Journalists should really go to CJR Daily if they want to improve in their reportage. Here's a recent report from the site, noting the lapses by the US media in the coverage of the melting Arctic ice. After reading the story, I wonder: How do Filipino journalists fare in science reporting? Or do even journalists know that there's such thing as science journalism?

A Reporting Error Frozen in Time?

Curtis Brainard

"Science writers often face the same technical difficulty as foreign correspondents -- their sources speak a different language. In the case of the former, this is a metaphorical challenge, and in the latter, a literal one, but the consequence is the same. Sometimes the finer points of a story get lost in translation. That was the case in recent coverage of melting Arctic ice, where one misinterpreted point made some already bad news look even worse."

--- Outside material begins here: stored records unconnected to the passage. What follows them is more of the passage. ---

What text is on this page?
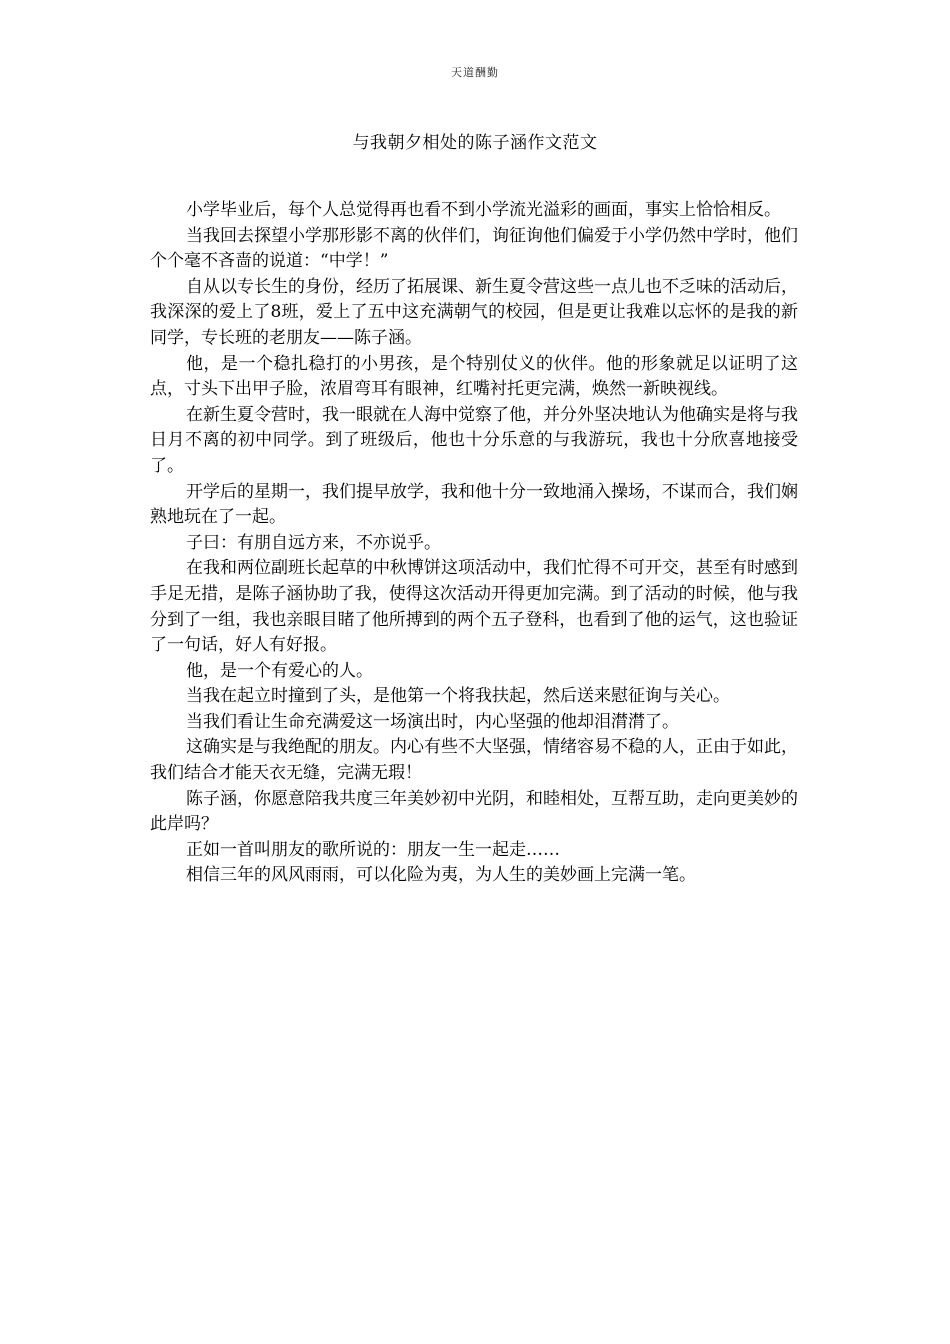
天道酬勤
与我朝夕相处的陈子涵作文范文

小学毕业后，每个人总觉得再也看不到小学流光溢彩的画面，事实上恰恰相反。

当我回去探望小学那形影不离的伙伴们，询征询他们偏爱于小学仍然中学时，他们个个毫不吝啬的说道：“中学！”

自从以专长生的身份，经历了拓展课、新生夏令营这些一点儿也不乏味的活动后，我深深的爱上了8班，爱上了五中这充满朝气的校园，但是更让我难以忘怀的是我的新同学，专长班的老朋友——陈子涵。

他，是一个稳扎稳打的小男孩，是个特别仗义的伙伴。他的形象就足以证明了这点，寸头下出甲子脸，浓眉弯耳有眼神，红嘴衬托更完满，焕然一新映视线。

在新生夏令营时，我一眼就在人海中觉察了他，并分外坚决地认为他确实是将与我日月不离的初中同学。到了班级后，他也十分乐意的与我游玩，我也十分欣喜地接受了。

开学后的星期一，我们提早放学，我和他十分一致地涌入操场，不谋而合，我们娴熟地玩在了一起。

子曰：有朋自远方来，不亦说乎。

在我和两位副班长起草的中秋博饼这项活动中，我们忙得不可开交，甚至有时感到手足无措，是陈子涵协助了我，使得这次活动开得更加完满。到了活动的时候，他与我分到了一组，我也亲眼目睹了他所搏到的两个五子登科，也看到了他的运气，这也验证了一句话，好人有好报。

他，是一个有爱心的人。

当我在起立时撞到了头，是他第一个将我扶起，然后送来慰征询与关心。

当我们看让生命充满爱这一场演出时，内心坚强的他却泪潸潸了。

这确实是与我绝配的朋友。内心有些不大坚强，情绪容易不稳的人，正由于如此，我们结合才能天衣无缝，完满无瑕！

陈子涵，你愿意陪我共度三年美妙初中光阴，和睦相处，互帮互助，走向更美妙的此岸吗？

正如一首叫朋友的歌所说的：朋友一生一起走……

相信三年的风风雨雨，可以化险为夷，为人生的美妙画上完满一笔。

NASA's Goddard Space Flight Center in Greenbelt, Maryland announced last Wednesday the results of a new study shedding further light on the retreat of Arctic sea ice, a subject of serious concern for some years now. Every summer Arctic sea ice melts, and refreezes during the winter. The amount that melts every year has been increasing since scientists began collecting satellite data nearly three decades ago -- a worrisome phenomenon that many experts attribute to global warming. But once the hot months are past, ice coverage has seemed to return to normal.


Not so, according to NASA's new study, which paints a bleaker picture. According to a report by Goddard's Dr. Josefino Comiso, to be published soon in the journal Geophysical Research Letters, the amount of sea water that refreezes each winter in also on the decline. Furthermore, he says, the period from when ice begins to thaw in the spring to when water begins to freeze in the fall, is growing longer. The overall effect is that the geographical extent of sea ice has failed to return to normal during the last two winters.

Unfortunately, this was not quite the information disseminated by the Associated Press and The San Francisco Chronicle on Thursday. As disquieting as Comiso's new data may be, these two news organizations sounded an even more horrific, though false, alarm. Rather than explaining that Arctic sea ice is not returning to normal levels, both claimed in their lead paragraphs that it is actually melting during the winter as well as during the summer.

"That's a fallacy," Dr. Comiso said when asked about the articles. With sub-zero temperatures during winter months, "there's no way that Arctic sea ice could be melting during this time period."

The bulk of the AP and Chronicle dispatches are true to the scientific research and accurately recount the risks associated with sea ice melt, including global warming feedback effects and threats to the polar bear population. But the errors committed by authors Seth Borenstein (AP) and Jane Kay (Chronicle) are conspicuous in the opening sentences. The Chronicle also printed the mistake in the story's headline.

Other media accounts were more accurate. Kudos go to Marc Kaufman at The Washington Post and Mike Toner at The Atlanta Journal-Constitution for their spot-on reporting.